THE REMARKABLE TRUE STORY OF WILLIAM ‘BULLY’ HAYES, PIRATE OF THE PACIFIC



THE NOTORIOUS CAPTAIN HAYES by Joan Druett
Published by HarperCollins New Zealand  |  August 2016  |  RRP $36.99  trade paperback
 
America had Captain Kidd, the Caribbean had Captain Morgan, the Mediterranean had Barbarossa, and Blackbeard cruised the Atlantic. The Pacific only had whalers and explorers – until the flamboyant Captain William Henry ‘Bully’ Hayes arrived on the scene in the mid-nineteenth century.
As Bully Hayes navigated his ship throughout the Pacific he was accused of every kind of crime from seduction, bigamy, blackbirding, horse-stealing, cheating at cards, and even the murder of his own family. He was notorious for sailing away from ports without paying his debts, a dishonesty so common in the days of sail that it became known as ‘paying with the foretopsail’.
Reports of his activities were many. ‘Thief, pirate, plunderer, kidnapper as he is there can be but one termination in the eternal fitness of things to such a career as this!’ blared one Honolulu paper in 1859. ‘The Notorious Captain Hayes’, shouted another paper in Australia described with relish, ‘one of the most systematic and unmitigated scoundrels who had ever dropped anchor in the colony’.

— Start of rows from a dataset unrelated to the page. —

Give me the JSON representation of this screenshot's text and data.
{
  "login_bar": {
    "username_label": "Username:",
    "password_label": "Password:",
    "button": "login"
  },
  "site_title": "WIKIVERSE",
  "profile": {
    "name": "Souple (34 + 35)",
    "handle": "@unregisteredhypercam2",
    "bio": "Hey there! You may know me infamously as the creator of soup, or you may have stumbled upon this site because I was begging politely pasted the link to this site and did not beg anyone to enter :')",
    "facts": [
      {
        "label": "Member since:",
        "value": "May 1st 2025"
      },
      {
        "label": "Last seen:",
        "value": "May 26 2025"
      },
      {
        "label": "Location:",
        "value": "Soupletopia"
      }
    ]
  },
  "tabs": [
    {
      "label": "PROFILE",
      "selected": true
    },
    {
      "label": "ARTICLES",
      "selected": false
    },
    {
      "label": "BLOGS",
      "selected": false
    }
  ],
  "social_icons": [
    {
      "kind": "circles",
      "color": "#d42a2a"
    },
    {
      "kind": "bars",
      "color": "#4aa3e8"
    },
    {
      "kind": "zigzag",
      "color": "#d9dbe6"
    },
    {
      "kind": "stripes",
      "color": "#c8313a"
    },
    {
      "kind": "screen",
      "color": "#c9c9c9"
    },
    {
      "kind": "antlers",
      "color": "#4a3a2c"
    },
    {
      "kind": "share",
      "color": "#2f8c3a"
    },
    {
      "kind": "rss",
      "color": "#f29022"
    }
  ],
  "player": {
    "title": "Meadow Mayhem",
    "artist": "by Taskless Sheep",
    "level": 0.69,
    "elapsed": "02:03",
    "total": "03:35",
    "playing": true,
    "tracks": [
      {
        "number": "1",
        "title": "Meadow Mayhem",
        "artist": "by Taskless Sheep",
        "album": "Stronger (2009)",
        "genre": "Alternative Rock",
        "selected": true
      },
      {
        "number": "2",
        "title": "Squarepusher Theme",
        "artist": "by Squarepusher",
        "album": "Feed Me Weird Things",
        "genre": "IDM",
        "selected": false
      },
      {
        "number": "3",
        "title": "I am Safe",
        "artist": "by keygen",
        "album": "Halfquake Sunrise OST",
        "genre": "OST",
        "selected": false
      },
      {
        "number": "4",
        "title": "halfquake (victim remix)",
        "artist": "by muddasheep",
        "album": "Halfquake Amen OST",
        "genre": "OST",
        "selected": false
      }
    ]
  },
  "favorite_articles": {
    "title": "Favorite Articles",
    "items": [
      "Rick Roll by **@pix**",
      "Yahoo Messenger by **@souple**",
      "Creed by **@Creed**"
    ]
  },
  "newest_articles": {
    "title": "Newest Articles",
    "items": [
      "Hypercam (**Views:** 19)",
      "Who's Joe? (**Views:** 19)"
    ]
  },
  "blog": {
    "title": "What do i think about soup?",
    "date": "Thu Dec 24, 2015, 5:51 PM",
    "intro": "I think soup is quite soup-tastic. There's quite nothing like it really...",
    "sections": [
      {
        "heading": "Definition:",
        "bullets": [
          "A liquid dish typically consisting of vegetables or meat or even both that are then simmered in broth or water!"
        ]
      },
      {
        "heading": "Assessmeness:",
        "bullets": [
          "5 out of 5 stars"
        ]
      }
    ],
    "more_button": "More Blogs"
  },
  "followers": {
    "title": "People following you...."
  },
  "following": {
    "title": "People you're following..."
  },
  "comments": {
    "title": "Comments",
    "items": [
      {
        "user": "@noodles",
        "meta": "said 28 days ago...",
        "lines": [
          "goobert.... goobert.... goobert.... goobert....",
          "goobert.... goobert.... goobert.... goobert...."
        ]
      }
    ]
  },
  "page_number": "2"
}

                                                                                                                                                                          
By all accounts Bully Hayes certainly looked like a pirate. At around six feet tall, hefty in physique, with a bluff and hearty manner, and a soft persuasive voice, he was an impressive man. He bragged like a buccaneer and dressed like one too. And he loved women.
Hayes’ eventual gory demise in 1877 did not bring respite. He has been the inspiration for writers from Robert Louis Stevenson to James A Michener and Frank Clune. Rousing films have been based on his life, and his name adorns bars, hotels and museum exhibits all over the Pacific.
Who was Bully Hayes really? Is there any truth behind the headlines of the day? Leading New Zealand nautical historian Joan Druett tells his fascinating story in her new book, The Notorious Captain Hayes. ‘Whatever aspect of Pacific history I might have been looking up over the years, whether it was blackbirding, smuggling, trading or piracy, the name of Bully Hayes cropped up,’ says Druett.  ‘It was irritating because I did not believe a word of the sensational yarns so I decided to fossick about for the truth.’
As Druett sifts the facts from the fantasy, an amazing true story of a genuine rogue and adventurer, set against the backdrop of the great age of sail and trade in the Pacific, is revealed.
About the author:
In 1984, while exploring the tropical island of Rarotonga, Joan slipped into the hole left by the roots of a large uprooted tree, and at the bottom discovered the long-lost grave of a young American whaling wife. It was a life-changing experience. 
Since then her life has been devoted to researching the more unusual voyagers under sail, including women, children, the Polynesians the captains picked up in New Zealand and the Pacific Islands, and a variety of seafaring rogues and adventurers.
Many books of maritime history have been the result, including the bestselling Island of the Lost, and a biography of the Polynesian star navigator, Tupaia, which won the general non-fiction prize in the 2012 New Zealand Post Book Awards.